Right now 40% of restaurant business in the US is take out, so that means they aren’t selling wine to those customers. The restaurant business is in the tanks. I was in a restaurant last night with a friend and he gets a call from a client wanting about 20 or so bottles of wine. The fellow couldn’t have planned his business a little better? And now he expect the salesman to stop everything he is doing so he can waste time and gas on a losing proposition to deliver this poor-planner his pittance of Pinot. And then the restaurateur wonders why his business is doing so badly?
I called a Brunello producer today. The last time I called him he was in India and said he’d call me back. Well, he must have forgotten. So I called and called and called again. Finally I reached him; he was in some ex-Soviet satellite city doing a winemaker dinner. I ask him how his Brunello is going. He says to me, “everything is Ok, everything is OK, just order the wine, Parker just gave it a 91.” We've got Toscana IGT's that Sir Bob gave 90's to and they are 1/3 the price of Brunello. And they're sitting in warehouses, moving slowly. So, how about instead, Parker giving me a gas card, something I can use?

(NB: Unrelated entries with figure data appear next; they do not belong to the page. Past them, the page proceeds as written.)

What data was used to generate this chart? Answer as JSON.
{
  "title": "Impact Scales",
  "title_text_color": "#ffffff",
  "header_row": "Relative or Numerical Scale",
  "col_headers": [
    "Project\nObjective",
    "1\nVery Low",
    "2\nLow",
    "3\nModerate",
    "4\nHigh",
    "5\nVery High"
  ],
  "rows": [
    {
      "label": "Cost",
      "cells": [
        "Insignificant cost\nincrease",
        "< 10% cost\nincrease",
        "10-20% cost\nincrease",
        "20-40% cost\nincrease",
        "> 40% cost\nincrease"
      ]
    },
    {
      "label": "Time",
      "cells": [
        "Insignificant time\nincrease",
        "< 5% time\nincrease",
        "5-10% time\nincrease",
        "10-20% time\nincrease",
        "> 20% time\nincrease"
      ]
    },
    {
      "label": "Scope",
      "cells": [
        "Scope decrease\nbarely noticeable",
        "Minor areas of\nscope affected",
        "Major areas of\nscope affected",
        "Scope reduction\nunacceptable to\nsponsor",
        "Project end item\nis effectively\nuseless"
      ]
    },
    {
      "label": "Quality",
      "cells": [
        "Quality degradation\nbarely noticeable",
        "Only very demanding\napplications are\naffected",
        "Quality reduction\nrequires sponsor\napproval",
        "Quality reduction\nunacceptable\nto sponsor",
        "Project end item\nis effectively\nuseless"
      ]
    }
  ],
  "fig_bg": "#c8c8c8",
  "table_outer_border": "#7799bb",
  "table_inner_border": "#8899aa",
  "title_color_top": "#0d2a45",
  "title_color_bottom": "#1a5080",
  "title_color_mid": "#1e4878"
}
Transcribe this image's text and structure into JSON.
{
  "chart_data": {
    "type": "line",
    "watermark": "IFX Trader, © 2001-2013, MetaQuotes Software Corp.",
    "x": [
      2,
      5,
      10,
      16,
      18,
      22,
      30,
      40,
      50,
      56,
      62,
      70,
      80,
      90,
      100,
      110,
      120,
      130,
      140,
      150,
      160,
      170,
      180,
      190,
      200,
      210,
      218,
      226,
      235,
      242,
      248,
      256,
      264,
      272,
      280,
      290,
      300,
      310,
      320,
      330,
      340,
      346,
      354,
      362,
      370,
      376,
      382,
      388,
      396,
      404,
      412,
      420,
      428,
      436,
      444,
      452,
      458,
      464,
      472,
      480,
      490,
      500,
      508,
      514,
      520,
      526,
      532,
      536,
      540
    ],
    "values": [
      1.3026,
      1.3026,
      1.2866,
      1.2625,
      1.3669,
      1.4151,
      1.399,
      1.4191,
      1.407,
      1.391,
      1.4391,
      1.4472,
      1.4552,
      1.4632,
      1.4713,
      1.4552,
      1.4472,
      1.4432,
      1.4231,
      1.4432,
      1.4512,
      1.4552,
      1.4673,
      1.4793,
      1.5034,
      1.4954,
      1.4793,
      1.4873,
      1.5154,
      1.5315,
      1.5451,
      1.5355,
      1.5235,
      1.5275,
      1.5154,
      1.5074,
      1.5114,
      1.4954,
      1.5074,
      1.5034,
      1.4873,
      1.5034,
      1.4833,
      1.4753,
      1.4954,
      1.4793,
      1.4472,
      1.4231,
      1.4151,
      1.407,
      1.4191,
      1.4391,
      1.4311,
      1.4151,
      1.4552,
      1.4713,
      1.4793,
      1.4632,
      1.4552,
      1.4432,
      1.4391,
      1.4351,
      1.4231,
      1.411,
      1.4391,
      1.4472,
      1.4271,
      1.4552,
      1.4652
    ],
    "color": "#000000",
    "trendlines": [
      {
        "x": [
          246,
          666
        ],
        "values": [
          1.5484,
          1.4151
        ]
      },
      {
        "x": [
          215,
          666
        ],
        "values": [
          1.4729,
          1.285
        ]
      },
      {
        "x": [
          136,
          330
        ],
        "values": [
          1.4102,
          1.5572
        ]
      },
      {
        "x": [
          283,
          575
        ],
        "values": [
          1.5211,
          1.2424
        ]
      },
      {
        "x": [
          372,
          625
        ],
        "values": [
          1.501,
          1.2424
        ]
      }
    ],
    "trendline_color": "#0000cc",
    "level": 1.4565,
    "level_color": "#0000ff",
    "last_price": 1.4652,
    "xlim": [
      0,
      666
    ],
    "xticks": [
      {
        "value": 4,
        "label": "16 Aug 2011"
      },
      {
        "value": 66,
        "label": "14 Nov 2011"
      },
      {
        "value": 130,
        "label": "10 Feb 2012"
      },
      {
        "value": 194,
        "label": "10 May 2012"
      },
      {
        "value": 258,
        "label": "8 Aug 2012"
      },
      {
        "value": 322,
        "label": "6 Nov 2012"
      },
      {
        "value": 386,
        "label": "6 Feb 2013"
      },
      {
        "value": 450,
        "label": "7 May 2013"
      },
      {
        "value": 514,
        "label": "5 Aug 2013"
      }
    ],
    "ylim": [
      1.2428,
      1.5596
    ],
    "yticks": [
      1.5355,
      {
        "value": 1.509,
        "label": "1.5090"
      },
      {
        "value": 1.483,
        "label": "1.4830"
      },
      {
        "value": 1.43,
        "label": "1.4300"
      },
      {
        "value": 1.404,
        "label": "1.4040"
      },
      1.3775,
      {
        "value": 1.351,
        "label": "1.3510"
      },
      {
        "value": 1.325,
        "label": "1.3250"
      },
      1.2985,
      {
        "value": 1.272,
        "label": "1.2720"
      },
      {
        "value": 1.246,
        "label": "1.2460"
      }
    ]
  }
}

I told him I wanted to know how his certification is going. I guess he is too busy spending time to develop the emerging economies to backtrack to the American circus. Just let Parker rate it and everything will be OK? NO-K.
That same leg that the foot dangles from got shot by its owner, on account of we too, like the winemakers in Tuscany, and people all over the world, are still working this being human thing out. We are still trying to find our somewhereness on this blue orb. Do you or don’t you wanna dance?